Both trace their origins to the late Soviet-era government research projects that were commercialized in the nineties. However, Cuneiform started to lose its position in the consumer market by the end of the decade, then the application saw very little progress since 2000, and now it is generally unknown among end-users. Cognitive, who has by now shifted to systems integration market, has finally decided to open up Cuneiform, make it available as freeware immediately on a dedicated website and publish under an open source license in March, 2008.
What makes it interesting is that Cuneiform will be the second OCR system to be published as Open Source after years of development inactivity along with Tessaract published by HP in 2005. Thus, the market of Open Source OCR will quite unexpectedly become competitive.
The most probable idea behind the decisions of both Cognitive and HP is to put to work the unemployed resources so that they start producing at least minimal benefit. It looks like a simple ‘let’s see’ action, and no clear business model seems to be lying behind it.

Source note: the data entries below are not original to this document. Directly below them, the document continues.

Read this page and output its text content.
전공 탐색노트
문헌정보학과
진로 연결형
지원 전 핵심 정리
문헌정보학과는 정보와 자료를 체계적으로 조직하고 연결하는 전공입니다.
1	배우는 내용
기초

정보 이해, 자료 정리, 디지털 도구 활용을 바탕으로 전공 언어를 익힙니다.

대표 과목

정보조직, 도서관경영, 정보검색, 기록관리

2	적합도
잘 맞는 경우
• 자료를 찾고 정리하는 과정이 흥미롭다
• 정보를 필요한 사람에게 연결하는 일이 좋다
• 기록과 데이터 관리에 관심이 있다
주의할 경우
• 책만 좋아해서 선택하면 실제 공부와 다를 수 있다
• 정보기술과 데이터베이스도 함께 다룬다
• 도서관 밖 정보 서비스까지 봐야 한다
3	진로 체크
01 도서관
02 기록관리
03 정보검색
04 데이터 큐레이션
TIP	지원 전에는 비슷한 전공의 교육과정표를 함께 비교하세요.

But with the recent increase of interest of the Russian authorities in Free Software usage at middle schools, the demand for the liberated Cuneiform could become considerable. However, until the government’s plan to shift all schools to Free Software by 2009 is fulfilled at least partially, it is very difficult to say what this state-supported middle-school FOSS market will look like and what its rules will be. But if it comes to reality, Cognitive has all chances to be a player there by simply having used the available resources in a smart way at the right moment.
Roberto Galoppini 10:14 pm on January 29, 2008 Permalink
Ciao Egor,
I just search for OCR on ohloh, an open source network – that just went open source – aimed at providing visibility into FOSS development. I think you might sign up and become a contributor, promoting Cognitive as soon as it will be released as open source.
Emily 5:05 pm on January 31, 2008 Permalink
This is excellent news – I have no expertise in the Russian language and have been trying to do research on old propaganda posters in our library. Now I can try some digital translation tools on a few of the pamphelets I have around. Thanks so much for posting this!
Egor Grebnev 6:02 pm on January 31, 2008 Permalink
Emily,
Glad to know it was helpful for you!
Max 11:58 am on July 1, 2008 Permalink
Very useful information for me. Thank you.
kfke 7:00 pm on July 30, 2008 Permalink
please send me OCR
alex 8:39 pm on August 21, 2008 Permalink
I’m translating a book from Russian to English I want build a tools to do this for me. After having scanned all pages I will run this tool and watch it work it’s magic. This is great info. Thank you.